$L^2$-invariants and fibering over $S^1$: aspherical counterexamples and new secondary obstructionsMPIM

by Wolfgang Lück (Universität Bonn)

Thursday Mar 26, 2026, 1:30 PM → 3:00 PM Europe/Berlin

MPIM, Vivatsgasse, 7 - Lecture Hall (Max Planck Institute for Mathematics)

Oberseminar Differentialgeometrie

Kielak showed that for RFRS-groups the vanishing of the first $L^2$-Betti number is the only obstruction to algebraic fibering, motivated by the proof of Agol of the Virtually Fibering Theorem.
Fisher extended this to higher dimensions for the condition FP(Q).  This raises the questions whether the vanishing of $L^2$-Betti numbers may be sufficient for fibering in some special cases, e.g., closed aspherical manifolds or hyperbolic manifolds.

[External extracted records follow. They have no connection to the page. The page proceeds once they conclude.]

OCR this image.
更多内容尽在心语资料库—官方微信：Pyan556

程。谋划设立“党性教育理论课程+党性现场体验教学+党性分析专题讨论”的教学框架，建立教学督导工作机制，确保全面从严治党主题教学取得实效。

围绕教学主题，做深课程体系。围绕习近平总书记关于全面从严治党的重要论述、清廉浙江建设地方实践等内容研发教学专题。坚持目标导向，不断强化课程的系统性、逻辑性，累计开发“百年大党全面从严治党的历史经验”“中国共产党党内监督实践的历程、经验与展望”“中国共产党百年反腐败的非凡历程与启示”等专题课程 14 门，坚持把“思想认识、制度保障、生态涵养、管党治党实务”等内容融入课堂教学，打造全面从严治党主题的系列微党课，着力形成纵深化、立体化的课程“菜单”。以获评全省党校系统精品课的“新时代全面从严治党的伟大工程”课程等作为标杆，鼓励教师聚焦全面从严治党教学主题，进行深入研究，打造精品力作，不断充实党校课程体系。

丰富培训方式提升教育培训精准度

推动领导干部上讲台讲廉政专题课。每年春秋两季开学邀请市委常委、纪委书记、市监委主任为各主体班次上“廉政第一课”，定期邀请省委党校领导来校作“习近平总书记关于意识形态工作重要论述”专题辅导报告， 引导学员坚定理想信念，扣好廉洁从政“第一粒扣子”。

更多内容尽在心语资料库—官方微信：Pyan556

We will show that there exist examples of connected closed aspherical smooth manifolds with residual (torsion-free nilpotent) fundamental group for which all $L^2$-Betti numbers vanish and which do not virtually fiber over $S^1$.

We also present  new secondary obstructions to fibering based on twisted $L^2$-torsion and universal $L^2$-torsion.

This is  an ongoing project joint with Sam Hughes and Ian Leary.